Welche Kernelemente machen die Konfusionstechnik aus?
- Absichtliche kognitive Überladung: Die Technik arbeitet gezielt mit widersprüchlichen, schwer verarbeitbaren Informationen, die das Arbeitsgedächtnis überfordern.
- Das Suggestionsfenster: Der Moment der Verwirrung ist der eigentliche Zielpunkt — in ihm sucht der Verstand aktiv nach Orientierung und ist dabei durchlässiger für externe Angebote.

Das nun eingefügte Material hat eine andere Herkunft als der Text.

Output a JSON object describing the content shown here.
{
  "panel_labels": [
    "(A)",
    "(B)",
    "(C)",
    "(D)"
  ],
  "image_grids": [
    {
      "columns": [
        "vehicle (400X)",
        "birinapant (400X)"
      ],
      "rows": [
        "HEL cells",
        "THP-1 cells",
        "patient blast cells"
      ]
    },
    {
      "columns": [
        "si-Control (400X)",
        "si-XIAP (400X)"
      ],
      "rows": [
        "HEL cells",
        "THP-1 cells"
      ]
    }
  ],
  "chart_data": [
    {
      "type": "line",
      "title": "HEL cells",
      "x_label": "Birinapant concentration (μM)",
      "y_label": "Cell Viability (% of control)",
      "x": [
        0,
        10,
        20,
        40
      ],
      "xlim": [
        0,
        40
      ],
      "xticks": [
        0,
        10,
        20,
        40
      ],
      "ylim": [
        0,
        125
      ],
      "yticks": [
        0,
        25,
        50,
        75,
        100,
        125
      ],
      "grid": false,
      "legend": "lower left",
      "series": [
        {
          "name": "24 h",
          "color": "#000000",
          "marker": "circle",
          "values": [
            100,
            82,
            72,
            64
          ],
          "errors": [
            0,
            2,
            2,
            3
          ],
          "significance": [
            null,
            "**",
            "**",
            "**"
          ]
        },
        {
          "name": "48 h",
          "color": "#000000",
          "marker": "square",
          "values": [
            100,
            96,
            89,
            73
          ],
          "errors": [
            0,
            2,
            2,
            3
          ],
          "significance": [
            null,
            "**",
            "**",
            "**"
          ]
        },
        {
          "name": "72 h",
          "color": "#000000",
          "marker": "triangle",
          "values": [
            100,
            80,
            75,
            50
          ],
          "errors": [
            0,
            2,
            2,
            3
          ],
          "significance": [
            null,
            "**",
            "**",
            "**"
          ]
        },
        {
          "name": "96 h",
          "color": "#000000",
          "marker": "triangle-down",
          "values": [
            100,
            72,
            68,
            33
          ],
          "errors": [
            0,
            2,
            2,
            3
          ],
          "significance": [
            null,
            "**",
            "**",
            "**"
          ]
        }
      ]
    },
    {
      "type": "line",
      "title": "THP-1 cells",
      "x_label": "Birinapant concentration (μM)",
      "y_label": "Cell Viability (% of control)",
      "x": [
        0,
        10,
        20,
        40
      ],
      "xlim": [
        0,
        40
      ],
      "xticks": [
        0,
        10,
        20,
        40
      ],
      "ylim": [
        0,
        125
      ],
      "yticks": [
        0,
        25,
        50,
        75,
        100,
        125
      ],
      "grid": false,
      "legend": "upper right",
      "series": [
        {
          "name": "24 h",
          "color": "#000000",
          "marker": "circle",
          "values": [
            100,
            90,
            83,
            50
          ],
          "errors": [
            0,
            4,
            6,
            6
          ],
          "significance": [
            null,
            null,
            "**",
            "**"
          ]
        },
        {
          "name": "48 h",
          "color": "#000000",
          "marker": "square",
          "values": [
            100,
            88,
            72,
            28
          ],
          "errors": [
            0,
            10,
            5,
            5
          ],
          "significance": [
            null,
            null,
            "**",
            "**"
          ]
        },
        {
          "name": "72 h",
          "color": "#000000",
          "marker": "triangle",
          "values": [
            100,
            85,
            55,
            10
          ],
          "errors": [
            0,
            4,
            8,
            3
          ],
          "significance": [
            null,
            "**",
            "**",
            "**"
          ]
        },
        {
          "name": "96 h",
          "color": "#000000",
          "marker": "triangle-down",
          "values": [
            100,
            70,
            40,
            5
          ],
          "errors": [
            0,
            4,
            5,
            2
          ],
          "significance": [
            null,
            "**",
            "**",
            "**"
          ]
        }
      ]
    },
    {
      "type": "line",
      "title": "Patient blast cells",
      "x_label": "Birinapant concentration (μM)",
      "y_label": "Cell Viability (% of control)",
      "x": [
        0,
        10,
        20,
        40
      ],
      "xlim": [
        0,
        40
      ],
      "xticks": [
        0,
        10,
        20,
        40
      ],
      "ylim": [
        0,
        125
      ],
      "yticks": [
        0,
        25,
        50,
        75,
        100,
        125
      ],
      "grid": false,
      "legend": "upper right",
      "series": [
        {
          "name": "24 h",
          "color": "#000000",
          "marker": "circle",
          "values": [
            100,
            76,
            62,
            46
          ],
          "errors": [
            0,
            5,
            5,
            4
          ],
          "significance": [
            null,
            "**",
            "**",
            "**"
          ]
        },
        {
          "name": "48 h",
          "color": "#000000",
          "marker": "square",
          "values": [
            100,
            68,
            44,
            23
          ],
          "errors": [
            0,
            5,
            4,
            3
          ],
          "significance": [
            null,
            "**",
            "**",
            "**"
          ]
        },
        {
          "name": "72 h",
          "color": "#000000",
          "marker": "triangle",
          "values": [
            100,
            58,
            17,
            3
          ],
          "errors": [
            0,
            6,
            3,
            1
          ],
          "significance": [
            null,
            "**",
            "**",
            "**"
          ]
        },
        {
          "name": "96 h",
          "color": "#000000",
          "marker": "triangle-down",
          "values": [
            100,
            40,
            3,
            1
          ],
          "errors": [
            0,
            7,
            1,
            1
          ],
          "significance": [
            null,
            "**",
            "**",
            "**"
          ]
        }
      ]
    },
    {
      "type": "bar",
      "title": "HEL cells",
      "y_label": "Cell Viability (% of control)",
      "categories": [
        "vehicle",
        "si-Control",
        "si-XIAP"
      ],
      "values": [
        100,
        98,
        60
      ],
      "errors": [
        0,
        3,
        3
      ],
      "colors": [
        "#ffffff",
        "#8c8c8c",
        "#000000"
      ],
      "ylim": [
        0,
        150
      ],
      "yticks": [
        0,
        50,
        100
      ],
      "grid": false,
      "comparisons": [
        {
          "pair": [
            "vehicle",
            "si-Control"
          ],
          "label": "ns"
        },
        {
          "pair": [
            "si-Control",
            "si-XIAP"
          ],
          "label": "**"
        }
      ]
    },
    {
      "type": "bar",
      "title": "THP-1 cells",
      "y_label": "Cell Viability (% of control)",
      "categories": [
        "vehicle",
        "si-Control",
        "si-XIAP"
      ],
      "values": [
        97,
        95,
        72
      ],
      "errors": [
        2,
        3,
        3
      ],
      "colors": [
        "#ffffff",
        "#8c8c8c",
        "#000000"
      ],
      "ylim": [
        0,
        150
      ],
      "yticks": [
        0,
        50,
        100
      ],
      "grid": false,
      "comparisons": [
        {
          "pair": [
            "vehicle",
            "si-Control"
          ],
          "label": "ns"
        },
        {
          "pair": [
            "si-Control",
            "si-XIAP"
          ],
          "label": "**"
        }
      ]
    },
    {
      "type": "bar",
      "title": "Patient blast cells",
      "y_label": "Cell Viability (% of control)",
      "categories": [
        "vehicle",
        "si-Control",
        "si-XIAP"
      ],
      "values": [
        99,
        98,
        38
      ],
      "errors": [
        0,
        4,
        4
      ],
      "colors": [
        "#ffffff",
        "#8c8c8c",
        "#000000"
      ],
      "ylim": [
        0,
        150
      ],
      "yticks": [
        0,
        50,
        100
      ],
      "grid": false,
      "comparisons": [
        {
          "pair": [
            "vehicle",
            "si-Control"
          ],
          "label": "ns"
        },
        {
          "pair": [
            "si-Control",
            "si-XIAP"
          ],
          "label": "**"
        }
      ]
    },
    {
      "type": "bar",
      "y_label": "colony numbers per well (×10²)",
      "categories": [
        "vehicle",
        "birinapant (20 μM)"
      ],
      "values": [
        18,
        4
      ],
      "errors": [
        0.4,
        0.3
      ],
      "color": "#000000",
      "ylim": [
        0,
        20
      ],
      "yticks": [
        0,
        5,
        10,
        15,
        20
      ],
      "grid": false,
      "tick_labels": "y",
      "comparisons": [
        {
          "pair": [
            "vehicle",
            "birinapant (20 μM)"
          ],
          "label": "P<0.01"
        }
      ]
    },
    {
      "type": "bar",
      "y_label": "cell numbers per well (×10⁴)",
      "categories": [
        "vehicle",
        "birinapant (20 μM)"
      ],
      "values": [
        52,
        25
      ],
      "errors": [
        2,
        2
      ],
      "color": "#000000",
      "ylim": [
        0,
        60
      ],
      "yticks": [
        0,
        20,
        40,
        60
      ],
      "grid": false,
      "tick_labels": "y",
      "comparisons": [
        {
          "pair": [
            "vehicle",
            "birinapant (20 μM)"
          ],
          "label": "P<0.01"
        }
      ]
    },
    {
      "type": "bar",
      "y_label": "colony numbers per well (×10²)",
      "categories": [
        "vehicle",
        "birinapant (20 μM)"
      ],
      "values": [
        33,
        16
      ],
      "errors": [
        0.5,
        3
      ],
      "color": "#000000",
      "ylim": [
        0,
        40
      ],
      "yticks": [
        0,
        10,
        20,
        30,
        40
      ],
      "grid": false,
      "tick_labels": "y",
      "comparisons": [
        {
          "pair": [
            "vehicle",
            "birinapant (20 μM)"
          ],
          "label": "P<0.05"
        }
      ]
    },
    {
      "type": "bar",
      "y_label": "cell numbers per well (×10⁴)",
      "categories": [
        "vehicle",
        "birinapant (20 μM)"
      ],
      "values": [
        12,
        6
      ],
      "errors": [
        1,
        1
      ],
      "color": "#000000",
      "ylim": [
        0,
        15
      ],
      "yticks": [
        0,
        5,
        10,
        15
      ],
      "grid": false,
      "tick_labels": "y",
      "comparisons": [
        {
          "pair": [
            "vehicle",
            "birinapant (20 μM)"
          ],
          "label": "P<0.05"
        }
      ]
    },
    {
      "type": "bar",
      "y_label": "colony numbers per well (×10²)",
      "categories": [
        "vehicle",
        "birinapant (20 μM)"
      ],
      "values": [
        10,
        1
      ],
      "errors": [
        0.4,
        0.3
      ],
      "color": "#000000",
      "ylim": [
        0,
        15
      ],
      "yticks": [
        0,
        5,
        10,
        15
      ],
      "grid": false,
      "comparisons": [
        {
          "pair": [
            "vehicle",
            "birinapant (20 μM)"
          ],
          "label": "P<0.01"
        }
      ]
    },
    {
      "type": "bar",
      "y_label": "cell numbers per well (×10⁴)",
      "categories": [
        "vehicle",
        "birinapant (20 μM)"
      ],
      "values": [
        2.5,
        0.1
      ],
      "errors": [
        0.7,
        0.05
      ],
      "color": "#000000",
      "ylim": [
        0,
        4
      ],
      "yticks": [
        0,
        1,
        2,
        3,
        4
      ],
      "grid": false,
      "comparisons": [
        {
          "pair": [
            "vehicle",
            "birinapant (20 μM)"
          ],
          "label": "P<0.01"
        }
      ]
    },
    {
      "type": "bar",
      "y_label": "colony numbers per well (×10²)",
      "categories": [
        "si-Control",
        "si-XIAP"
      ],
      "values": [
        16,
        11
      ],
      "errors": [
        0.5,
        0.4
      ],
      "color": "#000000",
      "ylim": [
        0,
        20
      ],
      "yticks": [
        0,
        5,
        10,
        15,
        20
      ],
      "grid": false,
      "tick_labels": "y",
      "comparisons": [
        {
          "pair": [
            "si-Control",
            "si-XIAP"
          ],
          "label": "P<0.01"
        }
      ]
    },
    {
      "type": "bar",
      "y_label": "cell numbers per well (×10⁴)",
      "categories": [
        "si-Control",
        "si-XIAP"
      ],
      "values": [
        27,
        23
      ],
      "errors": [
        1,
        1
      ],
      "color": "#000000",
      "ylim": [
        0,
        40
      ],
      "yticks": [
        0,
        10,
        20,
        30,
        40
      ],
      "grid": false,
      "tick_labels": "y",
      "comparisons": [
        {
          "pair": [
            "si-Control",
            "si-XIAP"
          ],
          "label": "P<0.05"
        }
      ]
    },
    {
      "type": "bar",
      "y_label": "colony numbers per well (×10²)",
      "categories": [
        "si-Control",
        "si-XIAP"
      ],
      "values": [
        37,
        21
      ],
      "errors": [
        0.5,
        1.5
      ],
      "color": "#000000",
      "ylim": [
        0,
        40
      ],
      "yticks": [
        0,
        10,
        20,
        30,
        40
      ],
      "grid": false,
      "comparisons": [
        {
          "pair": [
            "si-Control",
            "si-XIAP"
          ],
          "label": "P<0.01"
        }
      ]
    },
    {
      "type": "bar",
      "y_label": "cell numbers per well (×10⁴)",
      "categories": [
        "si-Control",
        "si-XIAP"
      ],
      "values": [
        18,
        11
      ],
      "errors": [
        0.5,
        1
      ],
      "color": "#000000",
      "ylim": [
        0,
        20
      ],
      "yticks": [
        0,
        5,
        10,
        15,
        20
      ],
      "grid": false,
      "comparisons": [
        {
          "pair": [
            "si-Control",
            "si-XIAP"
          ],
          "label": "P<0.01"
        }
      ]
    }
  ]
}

- Mehrdeutigkeit und Unterbrechung: Klassische Mittel sind unvollendete Gesten (der unterbrochene Händedruck), selbstwidersprüchliche Sätze, zu viele Optionen gleichzeitig.
- Sofortige Restrukturierung: Nach der Konfusion kommt unmittelbar eine klare, einfache Suggestion — der Wechsel von Chaos zu Klarheit verstärkt die Wirkung.
- Individuelle Varianz: Nicht jede Person reagiert auf Konfusion mit erhöhter Empfänglichkeit — manche werden angespannt oder verärgert. Die Technik ist kein Universalschlüssel.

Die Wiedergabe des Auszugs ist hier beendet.